Very helpful in compliance-intensive sectors such as BFSI or pharma.
- Component AuthoringTHEME Smart Contract-Based Access Policies
Allow devs 2 hours of access to one database table? No problem.
We create smart contracts that impose contextual access. Access disappears either when the timer runs out, or when behavior changes. Automatically.
Honestly? You won’t have to tell that intern to “log out when you’re done” ever again.
- Decentralized Domain Name System (DNS) and Certification Issuance
We’re experimenting with systems that eliminate the need for DNS registrars and CAs (cert authorities). You know that big attack against a CA that was compromised? By employing blockchain, one is able to eliminate that need for a root authority entirely.
Conclusion
To put it bluntly — centralized security is dead. Or at least experiencing a slow, awkward death. Attackers are quicker, more structured, and better funded than most network security budgets. We can’t continue to fight the delusion that concentric rings of defense will hold them off.
The decentralization of blockchain isn’t a cure-all. It raises its own questions, scaling challenges and complexity. But you know what? Every security model does.

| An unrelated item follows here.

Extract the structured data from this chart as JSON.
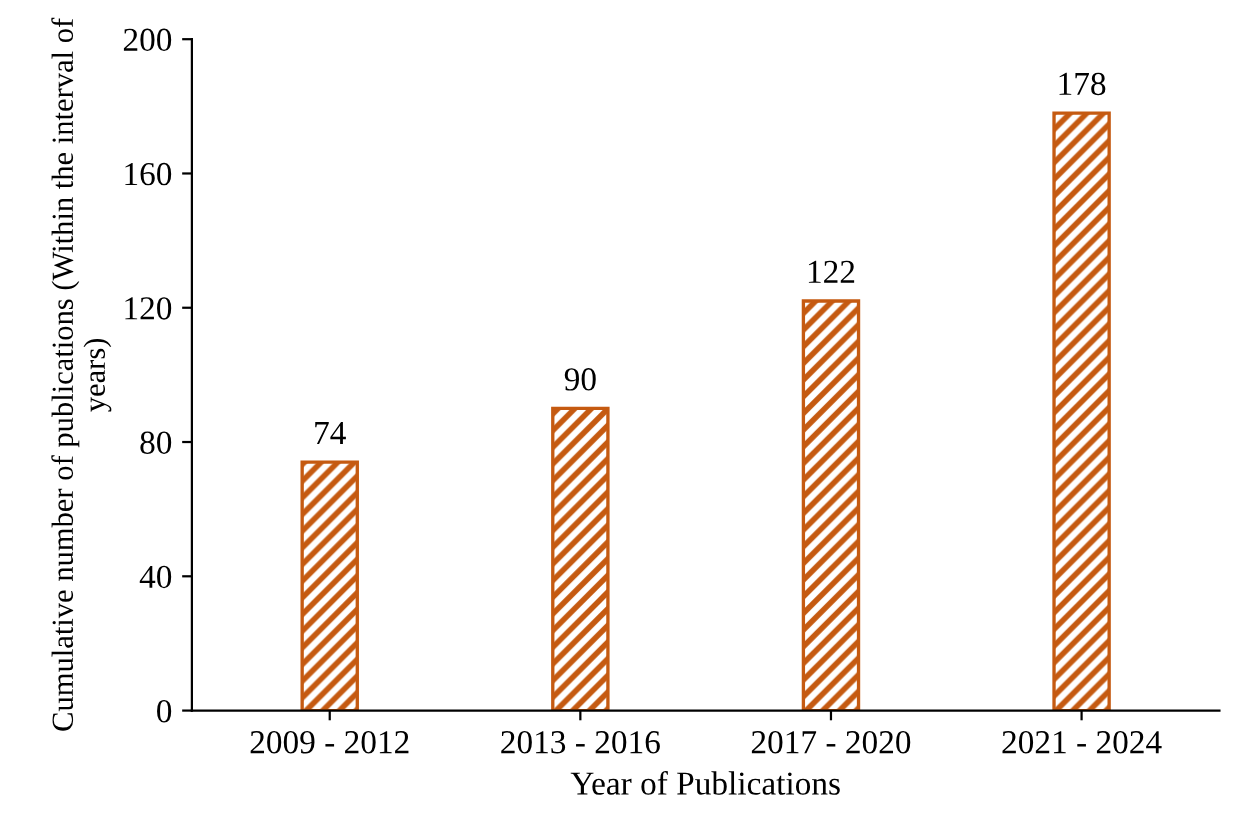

What gets me all excited — and after being in this biz for 30 years, that’s saying something — is how blockchain turns the table:
- Trusting infrastructure comes to an end. We start verifying it.
- We make everyone stop having admin rights. We bake fine-grained permissioning into the system itself.
- We stop logging in a plain text files (really, we are doing this in 2024?).
Decentralized Security and Bitcoin Cybersecurity aren’t just hashtags, they are genuine, adoptable strategies. And they’re the foundation of future zero-trust systems designed without blind spots or single points of failure.
So if you’re serious about front-line protection for your entire network — firewalls, servers, routers, the whole schlep — start thinking decentralized. Embodied Trustless Tokens: Start building trustless systems.
Or keep hoping that the next VPN patch doesn’t break something critical again.
I’ve done both.
One of them works better.
Sanjay Seth
PJ Networks Pvt Ltd
Empowering businesses to adopt Decentralized Security starting with one node.